Using grep to search for hex strings in a file
grep has a -P switch allowing to use perl regexp syntax the perl regex allows to look at bytes, using \x.. syntax.
so you can look for a given hex string in a file with: grep -aP "\xdf"
but the outpt won't be very useful; indeed better do a regexp on the hexdump output;
The grep -P can be useful however to just find files matrching a given binary pattern. Or to do a binary query of a pattern that actually happens in text (see for example How to regexp CJK ideographs (in utf-8) )
We tried several things before arriving at an acceptable solution:
xxd -u /usr/bin/xxd | grep 'DF'
00017b0: 4010 8D05 0DFF FF0A 0300 53E3 0610 A003 @.........S.....
root# grep -ibH "df" /usr/bin/xxd
Binary file /usr/bin/xxd matches
xxd -u /usr/bin/xxd | grep -H 'DF'
(standard input):00017b0: 4010 8D05 0DFF FF0A 0300 53E3 0610 A003 @.........S.....
Then found we could get usable results with
xxd -u /usr/bin/xxd > /tmp/xxd.hex ; grep -H 'DF' /tmp/xxd
Note that using a simple search target like 'DF' will incorrectly match characters that span across byte boundaries, i.e.
xxd -u /usr/bin/xxd | grep 'DF'
00017b0: 4010 8D05 0DFF FF0A 0300 53E3 0610 A003 @.........S.....
--------------------^^
So we use an ORed regexp to search for ' DF' OR 'DF ' (the searchTarget preceded or followed by a space char).
The final result seems to be
xxd -u -ps -c 10000000000 DumpFile > DumpFile.hex
egrep ' DF|DF ' Dumpfile.hex
0001020: 0089 0424 8D95 D8F5 FFFF 89F0 E8DF F6FF ...$............
-----------------------------------------^^
0001220: 0C24 E871 0B00 0083 F8FF 89C3 0F84 DF03 .$.q............
--------------------------------------------^^
There's also a pretty handy tool called binwalk, written in python, which provides for binary pattern matching (and quite a lot more besides).

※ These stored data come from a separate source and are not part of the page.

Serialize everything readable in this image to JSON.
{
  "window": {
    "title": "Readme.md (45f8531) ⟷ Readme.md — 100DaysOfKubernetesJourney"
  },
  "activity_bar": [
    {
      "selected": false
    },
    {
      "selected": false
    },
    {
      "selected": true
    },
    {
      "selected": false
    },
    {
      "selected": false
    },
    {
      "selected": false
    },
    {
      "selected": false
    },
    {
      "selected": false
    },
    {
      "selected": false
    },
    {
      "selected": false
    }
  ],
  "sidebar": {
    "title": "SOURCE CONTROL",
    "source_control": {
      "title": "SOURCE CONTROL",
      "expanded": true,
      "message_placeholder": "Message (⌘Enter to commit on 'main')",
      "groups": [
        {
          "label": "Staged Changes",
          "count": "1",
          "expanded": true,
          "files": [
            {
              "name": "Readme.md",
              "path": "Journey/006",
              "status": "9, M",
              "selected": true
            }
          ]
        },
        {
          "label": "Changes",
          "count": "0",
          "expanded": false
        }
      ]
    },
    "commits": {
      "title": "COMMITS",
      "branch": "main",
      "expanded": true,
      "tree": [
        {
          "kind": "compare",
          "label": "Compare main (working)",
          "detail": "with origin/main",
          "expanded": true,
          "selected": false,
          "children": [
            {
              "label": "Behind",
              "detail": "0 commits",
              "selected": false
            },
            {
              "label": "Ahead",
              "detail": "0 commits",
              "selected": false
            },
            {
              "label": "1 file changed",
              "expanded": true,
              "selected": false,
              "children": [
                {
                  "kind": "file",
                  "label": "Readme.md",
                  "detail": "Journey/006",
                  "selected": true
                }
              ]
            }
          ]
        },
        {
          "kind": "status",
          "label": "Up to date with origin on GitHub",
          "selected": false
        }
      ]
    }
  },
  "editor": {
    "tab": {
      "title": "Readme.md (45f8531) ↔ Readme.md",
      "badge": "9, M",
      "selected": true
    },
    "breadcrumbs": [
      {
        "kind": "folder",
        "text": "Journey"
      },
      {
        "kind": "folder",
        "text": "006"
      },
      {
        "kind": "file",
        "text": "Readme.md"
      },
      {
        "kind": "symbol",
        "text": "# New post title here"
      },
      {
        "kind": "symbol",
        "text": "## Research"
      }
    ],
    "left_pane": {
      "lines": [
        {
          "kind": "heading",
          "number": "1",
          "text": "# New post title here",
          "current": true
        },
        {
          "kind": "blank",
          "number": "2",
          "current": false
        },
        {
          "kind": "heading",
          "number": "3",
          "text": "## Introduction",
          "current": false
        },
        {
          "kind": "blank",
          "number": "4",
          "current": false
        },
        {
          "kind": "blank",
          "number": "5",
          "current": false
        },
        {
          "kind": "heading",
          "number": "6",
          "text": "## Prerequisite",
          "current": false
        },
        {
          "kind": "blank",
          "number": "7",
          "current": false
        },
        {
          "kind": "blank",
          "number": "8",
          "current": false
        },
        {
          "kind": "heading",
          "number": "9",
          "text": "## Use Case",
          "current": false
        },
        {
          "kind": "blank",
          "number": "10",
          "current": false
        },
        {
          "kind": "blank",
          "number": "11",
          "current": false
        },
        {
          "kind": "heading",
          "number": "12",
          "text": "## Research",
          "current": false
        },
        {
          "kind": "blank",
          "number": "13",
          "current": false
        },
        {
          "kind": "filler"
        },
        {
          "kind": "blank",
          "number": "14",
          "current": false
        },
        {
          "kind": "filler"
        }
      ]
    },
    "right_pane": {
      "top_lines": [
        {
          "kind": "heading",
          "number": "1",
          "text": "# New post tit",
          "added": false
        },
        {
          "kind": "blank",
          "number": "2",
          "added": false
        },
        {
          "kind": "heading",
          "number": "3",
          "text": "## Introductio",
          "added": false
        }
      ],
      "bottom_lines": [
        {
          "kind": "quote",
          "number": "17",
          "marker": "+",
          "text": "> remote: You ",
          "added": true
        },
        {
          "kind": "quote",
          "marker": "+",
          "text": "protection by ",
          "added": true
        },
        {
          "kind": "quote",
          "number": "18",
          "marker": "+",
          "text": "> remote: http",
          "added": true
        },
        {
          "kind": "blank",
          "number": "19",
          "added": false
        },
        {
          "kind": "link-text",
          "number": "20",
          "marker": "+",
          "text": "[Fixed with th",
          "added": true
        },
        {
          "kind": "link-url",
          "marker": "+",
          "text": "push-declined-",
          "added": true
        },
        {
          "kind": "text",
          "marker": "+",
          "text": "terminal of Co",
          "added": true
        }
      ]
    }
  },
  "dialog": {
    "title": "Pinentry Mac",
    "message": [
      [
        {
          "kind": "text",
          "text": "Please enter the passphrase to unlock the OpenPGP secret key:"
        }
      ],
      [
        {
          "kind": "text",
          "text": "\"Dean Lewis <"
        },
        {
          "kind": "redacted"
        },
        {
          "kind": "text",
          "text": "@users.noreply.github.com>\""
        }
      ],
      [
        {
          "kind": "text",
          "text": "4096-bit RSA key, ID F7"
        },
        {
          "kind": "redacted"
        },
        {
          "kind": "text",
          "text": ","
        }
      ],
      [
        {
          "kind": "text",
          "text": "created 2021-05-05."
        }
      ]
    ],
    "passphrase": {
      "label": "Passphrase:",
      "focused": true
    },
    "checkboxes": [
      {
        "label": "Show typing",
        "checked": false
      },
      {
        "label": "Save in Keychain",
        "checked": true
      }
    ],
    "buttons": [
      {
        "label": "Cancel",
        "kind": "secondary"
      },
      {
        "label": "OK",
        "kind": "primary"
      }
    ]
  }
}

Here's how you would search for a binary string, which outputs the offset in decimal and hex (from the docs):
$ binwalk -R "\x00\x01\x02\x03\x04" firmware.bin
DECIMAL HEX DESCRIPTION
--------------------------------------------------------------------------
377654 0x5C336 Raw string signature
This seems to work for me:
LANG=C grep --only-matching --byte-offset --binary --text --perl-regexp "<\x-hex pattern>" <file>
short form:
LANG=C grep -obUaP "<\x-hex pattern>" <file>
Example:
LANG=C grep -obUaP "\x01\x02" /bin/grep
Output (cygwin binary):
153: <\x01\x02>
33210: <\x01\x02>
53453: <\x01\x02>
So you can grep this again to extract offsets. But don't forget to use binary mode again.
Note: LANG=C
is needed to avoid utf8 encoding issues.